JA上伊那管内で「信州伊那栗」の出荷が最盛期を迎えている。管内では飯島町を中心に、約45戸が20ヘクタールほどで早生品種「丹沢」と晩生種「筑波」を栽培。10月上旬までに約50トンの出荷を見込んでいる。
「信州伊那栗」は生産者やJAなどが農地を守るために遊休農地を活用し、2008年に生産を開始。産地化とブランド化を目指している。同町で和洋菓子を製造・販売する「信州 里の菓工房」と契約し、ほぼ全量を出荷。栗きんとんやモンブランなどの原料に使われている。
丹沢の収穫最盛期を迎えた9月13日、同町の一般社団法人「月誉平 栗の里」では、会員15人が約1トンを収穫し、選果した。会員は、昨年導入した栗を集めるための機械を活用しながら、木から自然に落下し十分に熟した実だけを手作業で収穫。その後、作業場で拾い集めた栗の実割れや虫食いの有無を確認しながら選別し、サイズごとに分けて出荷した。今年は10月10日頃までに約20トンの出荷を目指す。

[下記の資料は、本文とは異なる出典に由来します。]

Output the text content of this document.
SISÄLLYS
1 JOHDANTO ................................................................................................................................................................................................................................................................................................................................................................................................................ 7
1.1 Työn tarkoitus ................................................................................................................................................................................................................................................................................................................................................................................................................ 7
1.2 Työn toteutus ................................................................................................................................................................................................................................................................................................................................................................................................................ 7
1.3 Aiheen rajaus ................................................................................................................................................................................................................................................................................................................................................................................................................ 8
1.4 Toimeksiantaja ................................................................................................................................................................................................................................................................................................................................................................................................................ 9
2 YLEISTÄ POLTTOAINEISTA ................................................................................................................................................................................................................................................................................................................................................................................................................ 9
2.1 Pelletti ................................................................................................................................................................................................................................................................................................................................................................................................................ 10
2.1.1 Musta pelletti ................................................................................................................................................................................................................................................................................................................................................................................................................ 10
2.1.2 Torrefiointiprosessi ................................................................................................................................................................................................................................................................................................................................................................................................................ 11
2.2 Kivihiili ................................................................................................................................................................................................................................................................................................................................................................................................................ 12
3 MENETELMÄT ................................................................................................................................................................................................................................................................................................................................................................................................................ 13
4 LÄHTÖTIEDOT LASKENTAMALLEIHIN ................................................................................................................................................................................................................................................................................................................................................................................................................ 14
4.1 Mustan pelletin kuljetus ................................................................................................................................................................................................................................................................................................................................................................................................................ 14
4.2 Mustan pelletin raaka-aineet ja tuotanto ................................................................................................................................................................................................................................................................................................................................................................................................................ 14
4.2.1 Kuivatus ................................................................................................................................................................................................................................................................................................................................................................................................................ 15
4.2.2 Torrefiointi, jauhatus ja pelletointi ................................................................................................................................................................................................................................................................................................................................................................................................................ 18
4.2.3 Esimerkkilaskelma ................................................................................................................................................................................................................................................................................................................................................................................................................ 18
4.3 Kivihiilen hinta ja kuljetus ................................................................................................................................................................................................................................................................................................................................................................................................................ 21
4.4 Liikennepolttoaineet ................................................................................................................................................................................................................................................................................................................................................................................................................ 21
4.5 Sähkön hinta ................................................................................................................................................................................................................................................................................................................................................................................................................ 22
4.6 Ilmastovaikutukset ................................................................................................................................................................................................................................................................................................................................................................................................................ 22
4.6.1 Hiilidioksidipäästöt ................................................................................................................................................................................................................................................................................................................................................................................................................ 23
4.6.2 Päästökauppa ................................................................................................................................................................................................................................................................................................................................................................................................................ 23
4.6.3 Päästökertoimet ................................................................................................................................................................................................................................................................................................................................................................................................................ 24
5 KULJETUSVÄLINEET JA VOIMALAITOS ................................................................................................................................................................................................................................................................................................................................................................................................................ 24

同法人は約5.5ヘクタールで1500本ほどの栗の木を栽培。地域住民を中心に30代から80代と幅広い年代の約40人が会員登録し、収穫と選果作業をしている。また、同法人では今年から1日バイトアプリを活用。栗の収穫は単純作業が多く、気温が高い日が続く今時期でも木の日陰で作業できることから、利用者の需要もあるという。
アプリで見つけて申し込んだという伊那市の石倉佳祐さん(37)は「身体を動かしたいと思っていたときに栗の収穫作業を見つけ、惹かれた。地元の方と話しながら楽しく作業ができ、1日のつもりだったが全部で5日ほど予定を入れた。もっと若い人にも広がり、地域の人や文化に触れる機会になればいいと思う」と話した。
同法人の城田多加雄代表理事会長は「わが法人では『農業を守り、育てる』ことを大切にしている。栗の作業を通じて、より多くの人に農業を知って、分かってもらいたい」と期待した。